Dicle Üniversitesi Enfeksiyon Hastalıkları ve Klinik Mikrobiyoloji Anabilim Dalı Öğretim Üyesi ve Covid-19 Yoğun Bakım Koordinatörü Prof. Dr. Recep Tekin, uzun sakal ve bıyığın, maskede boşluklar bıraktığını ve bu durumun da koronavirüsün bulaşma riskini artırdığını belirterek, sinekkaydı diye tabir edilen tıraş şeklini önerdi.

Dicle Üniversitesi Enfeksiyon Hastalıkları ve Klinik Mikrobiyoloji Anabilim Dalı Öğretim Üyesi ve Covid-19 Yoğum Bakım Koordinatörü Prof.
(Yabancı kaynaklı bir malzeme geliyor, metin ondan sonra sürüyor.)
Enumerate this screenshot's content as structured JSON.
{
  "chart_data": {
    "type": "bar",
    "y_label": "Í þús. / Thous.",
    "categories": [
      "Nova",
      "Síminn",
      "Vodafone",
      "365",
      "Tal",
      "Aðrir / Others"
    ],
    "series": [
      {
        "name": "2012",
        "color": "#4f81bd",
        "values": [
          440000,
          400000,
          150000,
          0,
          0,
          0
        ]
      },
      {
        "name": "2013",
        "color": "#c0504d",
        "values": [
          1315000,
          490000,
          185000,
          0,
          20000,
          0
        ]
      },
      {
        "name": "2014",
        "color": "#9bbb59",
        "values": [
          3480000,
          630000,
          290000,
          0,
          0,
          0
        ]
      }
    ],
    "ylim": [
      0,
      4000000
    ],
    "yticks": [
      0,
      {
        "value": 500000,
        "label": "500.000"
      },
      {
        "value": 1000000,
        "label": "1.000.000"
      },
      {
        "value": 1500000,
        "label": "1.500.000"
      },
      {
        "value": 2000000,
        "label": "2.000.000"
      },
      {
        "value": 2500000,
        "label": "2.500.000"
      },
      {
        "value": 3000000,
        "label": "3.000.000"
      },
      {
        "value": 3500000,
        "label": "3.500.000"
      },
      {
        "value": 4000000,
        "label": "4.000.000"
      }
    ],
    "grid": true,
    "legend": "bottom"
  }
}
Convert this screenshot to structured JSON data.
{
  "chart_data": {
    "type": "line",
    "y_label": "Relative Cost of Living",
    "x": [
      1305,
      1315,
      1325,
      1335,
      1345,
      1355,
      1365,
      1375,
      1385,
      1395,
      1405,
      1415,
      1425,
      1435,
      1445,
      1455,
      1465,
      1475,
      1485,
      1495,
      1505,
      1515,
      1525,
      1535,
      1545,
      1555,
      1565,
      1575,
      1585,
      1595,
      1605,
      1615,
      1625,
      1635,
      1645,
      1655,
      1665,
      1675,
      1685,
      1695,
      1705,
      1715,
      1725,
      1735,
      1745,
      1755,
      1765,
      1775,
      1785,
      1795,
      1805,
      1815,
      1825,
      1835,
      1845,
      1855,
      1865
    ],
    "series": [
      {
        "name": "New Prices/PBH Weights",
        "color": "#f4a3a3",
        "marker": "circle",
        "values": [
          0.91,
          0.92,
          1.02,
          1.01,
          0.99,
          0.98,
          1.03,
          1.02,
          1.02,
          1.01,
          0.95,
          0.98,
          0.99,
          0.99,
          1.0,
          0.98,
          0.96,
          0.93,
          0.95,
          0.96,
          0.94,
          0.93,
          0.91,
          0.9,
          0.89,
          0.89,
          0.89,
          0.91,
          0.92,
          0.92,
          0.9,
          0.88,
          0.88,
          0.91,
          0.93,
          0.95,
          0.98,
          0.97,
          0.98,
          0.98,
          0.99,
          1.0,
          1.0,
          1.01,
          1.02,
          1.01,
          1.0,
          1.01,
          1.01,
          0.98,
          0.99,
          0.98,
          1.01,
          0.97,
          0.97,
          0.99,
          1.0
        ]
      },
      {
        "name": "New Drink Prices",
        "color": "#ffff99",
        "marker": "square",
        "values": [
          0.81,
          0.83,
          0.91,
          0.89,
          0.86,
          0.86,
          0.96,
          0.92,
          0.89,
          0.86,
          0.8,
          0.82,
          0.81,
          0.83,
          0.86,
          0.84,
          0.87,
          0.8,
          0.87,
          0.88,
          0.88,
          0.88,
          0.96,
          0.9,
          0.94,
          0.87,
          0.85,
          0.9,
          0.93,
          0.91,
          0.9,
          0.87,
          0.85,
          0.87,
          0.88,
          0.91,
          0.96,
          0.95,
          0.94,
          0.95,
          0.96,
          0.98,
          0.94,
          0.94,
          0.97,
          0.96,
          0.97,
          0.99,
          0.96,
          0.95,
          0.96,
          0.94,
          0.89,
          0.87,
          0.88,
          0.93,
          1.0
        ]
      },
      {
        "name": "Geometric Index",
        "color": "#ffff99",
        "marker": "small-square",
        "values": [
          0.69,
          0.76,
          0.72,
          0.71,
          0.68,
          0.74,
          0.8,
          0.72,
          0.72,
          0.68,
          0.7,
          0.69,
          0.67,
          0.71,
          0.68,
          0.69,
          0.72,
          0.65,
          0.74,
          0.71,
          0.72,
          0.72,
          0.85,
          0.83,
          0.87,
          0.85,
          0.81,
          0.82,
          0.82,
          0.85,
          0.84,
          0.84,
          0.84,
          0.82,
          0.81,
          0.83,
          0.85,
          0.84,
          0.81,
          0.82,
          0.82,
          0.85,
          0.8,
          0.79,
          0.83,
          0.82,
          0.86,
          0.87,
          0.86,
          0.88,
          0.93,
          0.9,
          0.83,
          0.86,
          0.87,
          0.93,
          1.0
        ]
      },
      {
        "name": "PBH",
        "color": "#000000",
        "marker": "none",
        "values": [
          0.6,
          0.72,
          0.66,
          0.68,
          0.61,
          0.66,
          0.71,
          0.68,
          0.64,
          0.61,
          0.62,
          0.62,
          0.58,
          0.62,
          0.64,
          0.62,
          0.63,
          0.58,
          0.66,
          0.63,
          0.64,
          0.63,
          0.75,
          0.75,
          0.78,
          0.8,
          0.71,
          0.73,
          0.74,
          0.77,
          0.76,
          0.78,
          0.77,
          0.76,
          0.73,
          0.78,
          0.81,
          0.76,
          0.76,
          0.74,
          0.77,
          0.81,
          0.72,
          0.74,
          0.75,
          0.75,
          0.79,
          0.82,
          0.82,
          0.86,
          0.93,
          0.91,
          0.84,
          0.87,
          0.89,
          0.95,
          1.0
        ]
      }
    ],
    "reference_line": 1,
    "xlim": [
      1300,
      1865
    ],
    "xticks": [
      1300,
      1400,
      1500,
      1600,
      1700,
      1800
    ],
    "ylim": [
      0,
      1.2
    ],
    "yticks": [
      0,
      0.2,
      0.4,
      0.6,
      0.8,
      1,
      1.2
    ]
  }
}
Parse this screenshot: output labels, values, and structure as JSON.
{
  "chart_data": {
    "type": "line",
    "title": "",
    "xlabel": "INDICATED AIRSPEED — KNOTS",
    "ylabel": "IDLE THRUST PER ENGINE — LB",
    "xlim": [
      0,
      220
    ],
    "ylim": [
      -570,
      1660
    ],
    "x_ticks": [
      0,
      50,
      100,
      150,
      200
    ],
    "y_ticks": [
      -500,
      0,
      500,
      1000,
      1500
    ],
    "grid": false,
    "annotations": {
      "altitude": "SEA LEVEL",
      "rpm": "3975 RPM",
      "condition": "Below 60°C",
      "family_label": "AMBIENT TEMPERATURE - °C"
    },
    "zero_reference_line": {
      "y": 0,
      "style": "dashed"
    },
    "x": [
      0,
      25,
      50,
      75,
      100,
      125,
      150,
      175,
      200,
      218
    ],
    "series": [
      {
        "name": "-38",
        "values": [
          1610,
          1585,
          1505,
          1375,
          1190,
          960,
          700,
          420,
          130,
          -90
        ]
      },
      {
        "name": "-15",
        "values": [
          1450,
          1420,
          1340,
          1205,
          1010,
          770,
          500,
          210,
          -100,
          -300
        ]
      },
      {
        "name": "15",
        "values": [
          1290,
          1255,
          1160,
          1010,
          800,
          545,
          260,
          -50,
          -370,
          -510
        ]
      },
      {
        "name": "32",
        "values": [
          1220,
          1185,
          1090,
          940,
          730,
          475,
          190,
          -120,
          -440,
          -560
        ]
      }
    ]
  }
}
Dr. Recep Tekin, kış aylarının gelmesiyle artış beklenen koronavirüs vakalarına karşı özellikle maskenin doğru kullanımı konusunda uyarılarda bulundu. Salgınla beraber uzun bıyık ve sakalın dezavantaja dönüştüğünü vurgulayan Prof. Dr. Tekin, "Aksıran ya da öksüren kişilerde virüsün sakala ya da bıyıklara yapışması daha kolay olduğu için kişiye de bulaşıp biraz daha da risk oluşturabiliyor" dedi.

“VİRÜSÜN GEÇİŞİ DAHA KOLAY OLUYOR”

Uzun sakal ve bıyığın diğer bir dezavantajının da maske kullanımında ortaya çıktığına dikkat çeken Prof. Dr. Tekin, "Maskede boşluklar oluşturduğu için virüsün bulaşma ihtimali ya da geçişi daha kolay oluyor. O yüzden özellikle biz sağlık çalışanlarına sakal ve bıyıkla maske kullanımını tavsiye etmiyoruz. Sinekkaydı denilen tıraşı öneriyoruz. Özellikle riskli alanlarda maskenin daha etkili olabilmesi için saç ve sakallarının çok uzun olmaması ya da mümkün olduğu kadar kısaltılmasını tavsiye ediyoruz. Tabi bunu vatandaşlara da öneriyoruz. Sakal ve bıyık gür ise maskedeki kaçakları artırıyor. O yüzden pandemi süresince saç ve sakallarımızı bir süre unutabiliriz. Pandemi bitene kadar buna kısa bir ara verebiliriz" dedi.